How to debug wget connections
When a wget request fails, the first useful answer is where it stopped. The --debug trace shows DNS resolution, TCP connection, TLS negotiation, the request block, and the server response so the failing layer can be isolated instead of guessed.
Current GNU Wget keeps --debug for full protocol tracing, --spider for checking a target without saving its body, and --output-file for moving the same trace into a log file. That combination is enough for most HTTP or HTTPS connection investigations without changing the target service.
Debug output can expose full URLs, redirect targets, proxy details, request headers, and certificate information. Save longer captures in a private directory, share only sanitized excerpts, and remove the logs after the root cause is documented.
Related: How to log wget output to a file
Related: How to use an HTTP proxy with wget
Related: How to set connection and read timeouts in wget
Steps to debug wget connections:
- Reproduce the failing request with --debug and --spider so wget prints the full connection trace without saving the response body.
$ wget --debug --spider https://www.example.com/no-such-page Setting --spider (spider) to 1 DEBUG output created by Wget 1.25.0. Spider mode enabled. Check if remote file exists. --2026-04-22-- https://www.example.com/no-such-page Resolving www.example.com (www.example.com)... 104.20.23.154, 172.66.147.243, ... Connecting to www.example.com (www.example.com)|104.20.23.154|:443... connected. Initiating SSL handshake. Handshake successful; connected socket 5 to SSL handle 0x0000000000000000 certificate: subject: CN=example.com issuer: CN=Cloudflare TLS Issuing ECC CA 1,O=CLOUDFLARE\, INC.,C=US X509 certificate successfully verified and matches host www.example.com ##### snipped ##### HTTP request sent, awaiting response... ---response begin--- HTTP/1.1 404 Not Found Content-Type: text/html Connection: keep-alive Server: cloudflare ---response end--- 404 Not Found Remote file does not exist -- broken link!!!

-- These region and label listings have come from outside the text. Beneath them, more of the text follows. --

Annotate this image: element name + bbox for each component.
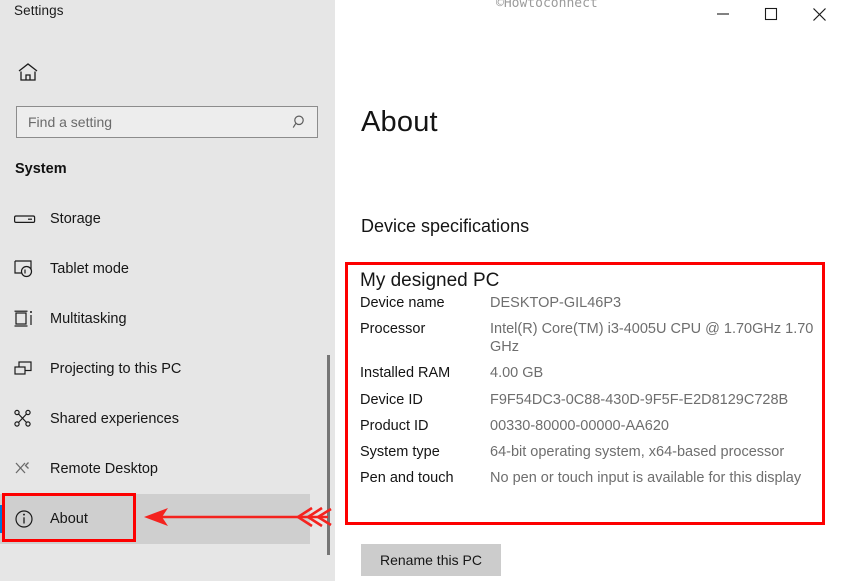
sidebar-item-label: Tablet mode	[50, 261, 129, 277]
spec-value: F9F54DC3-0C88-430D-9F5F-E2D8129C728B	[490, 391, 788, 409]
sidebar-item-projecting-to-this-pc[interactable]: Projecting to this PC	[0, 344, 335, 394]
home-icon[interactable]	[14, 58, 42, 86]
spec-key: Product ID	[360, 417, 490, 435]
storage-icon	[14, 207, 40, 231]
spec-row: Installed RAM 4.00 GB	[360, 364, 818, 382]
spec-value: 00330-80000-00000-AA620	[490, 417, 669, 435]
spec-key: Pen and touch	[360, 469, 490, 487]
spec-value: No pen or touch input is available for t…	[490, 469, 801, 487]
sidebar-item-tablet-mode[interactable]: Tablet mode	[0, 244, 335, 294]
spec-row: Pen and touch No pen or touch input is a…	[360, 469, 818, 487]
info-icon	[14, 507, 40, 531]
spec-key: Device ID	[360, 391, 490, 409]
shared-experiences-icon	[14, 407, 40, 431]
rename-this-pc-button[interactable]: Rename this PC	[361, 544, 501, 576]
sidebar-item-label: Multitasking	[50, 311, 127, 327]
sidebar-item-label: Shared experiences	[50, 411, 179, 427]
window-controls	[699, 0, 843, 28]
app-title: Settings	[14, 3, 64, 18]
section-title: Device specifications	[361, 216, 529, 237]
tablet-mode-icon	[14, 257, 40, 281]
spec-value: DESKTOP-GIL46P3	[490, 294, 621, 312]
device-specifications-panel: My designed PC Device name DESKTOP-GIL46…	[345, 262, 825, 525]
spec-row: Device ID F9F54DC3-0C88-430D-9F5F-E2D812…	[360, 391, 818, 409]
sidebar-scrollbar-thumb[interactable]	[327, 355, 330, 555]
spec-key: Device name	[360, 294, 490, 312]
sidebar-item-label: Storage	[50, 211, 101, 227]
spec-value: Intel(R) Core(TM) i3-4005U CPU @ 1.70GHz…	[490, 320, 818, 356]
spec-key: System type	[360, 443, 490, 461]
sidebar-item-multitasking[interactable]: Multitasking	[0, 294, 335, 344]
sidebar-item-about[interactable]: About	[0, 494, 310, 544]
projecting-icon	[14, 357, 40, 381]
sidebar-nav-list: Storage Tablet mode	[0, 194, 335, 544]
section-header: System	[15, 161, 67, 177]
search-icon[interactable]	[291, 113, 309, 131]
spec-key: Processor	[360, 320, 490, 356]
sidebar-item-label: About	[50, 511, 88, 527]
spec-row: Device name DESKTOP-GIL46P3	[360, 294, 818, 312]
spec-value: 64-bit operating system, x64-based proce…	[490, 443, 784, 461]
sidebar-item-remote-desktop[interactable]: Remote Desktop	[0, 444, 335, 494]
pc-name: My designed PC	[360, 270, 818, 292]
maximize-icon[interactable]	[747, 0, 795, 28]
spec-row: Processor Intel(R) Core(TM) i3-4005U CPU…	[360, 320, 818, 356]
search-box[interactable]	[16, 106, 318, 138]
page-title: About	[361, 106, 438, 139]
watermark: ©Howtoconnect	[496, 0, 598, 11]
spec-value: 4.00 GB	[490, 364, 543, 382]
close-icon[interactable]	[795, 0, 843, 28]
multitasking-icon	[14, 307, 40, 331]
minimize-icon[interactable]	[699, 0, 747, 28]
spec-key: Installed RAM	[360, 364, 490, 382]
sidebar-item-storage[interactable]: Storage	[0, 194, 335, 244]
spec-row: Product ID 00330-80000-00000-AA620	[360, 417, 818, 435]
remote-desktop-icon	[14, 457, 40, 481]
main-content: ©Howtoconnect About Device specification…	[335, 0, 843, 581]
spec-row: System type 64-bit operating system, x64…	[360, 443, 818, 461]
sidebar-item-label: Projecting to this PC	[50, 361, 181, 377]
sidebar-item-label: Remote Desktop	[50, 461, 158, 477]
search-input[interactable]	[28, 114, 278, 130]
sidebar-item-shared-experiences[interactable]: Shared experiences	[0, 394, 335, 444]
settings-sidebar: Settings System Storage	[0, 0, 335, 581]
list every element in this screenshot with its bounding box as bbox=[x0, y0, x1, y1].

If the trace stops before Connecting to, check name resolution or proxy setup. A failure after Initiating SSL handshake points to TLS or certificate handling, and a trace that reaches an HTTP status line means the network path already worked.
- Create a private directory before saving diagnostic traces to disk.
$ install -d -m 700 ~/wget-debug
Restricted permissions reduce the chance of exposing internal URLs, tokens, or proxy details later.
- Save the same trace to a log file when the terminal view is too noisy to keep or compare.
$ wget --debug --output-file=~/wget-debug/example-404.log --spider https://www.example.com/no-such-page
--output-file moves Wget's detailed messages out of terminal scrollback and into a file that can be reviewed after the run.
- Re-run the request with the corrected URL, proxy, headers, or certificate path and confirm the trace now ends with the expected response.
$ wget --debug --spider https://www.example.com/ Setting --spider (spider) to 1 DEBUG output created by Wget 1.25.0. Spider mode enabled. Check if remote file exists. --2026-04-22-- https://www.example.com/ Resolving www.example.com (www.example.com)... 104.20.23.154, 172.66.147.243, ... Connecting to www.example.com (www.example.com)|104.20.23.154|:443... connected. Initiating SSL handshake. X509 certificate successfully verified and matches host www.example.com ##### snipped ##### HTTP request sent, awaiting response... ---response begin--- HTTP/1.1 200 OK Content-Type: text/html Connection: keep-alive Server: cloudflare ---response end--- 200 OK Remote file exists and could contain further links, but recursion is disabled -- not retrieving.
A successful rerun that reaches 200 OK or the expected redirect proves the request path is working again.
- Remove the saved trace after the diagnostic session is complete.
$ rm -f ~/wget-debug/example-404.log
Verbose traces can keep sensitive request and certificate details longer than needed if they are left in shared locations.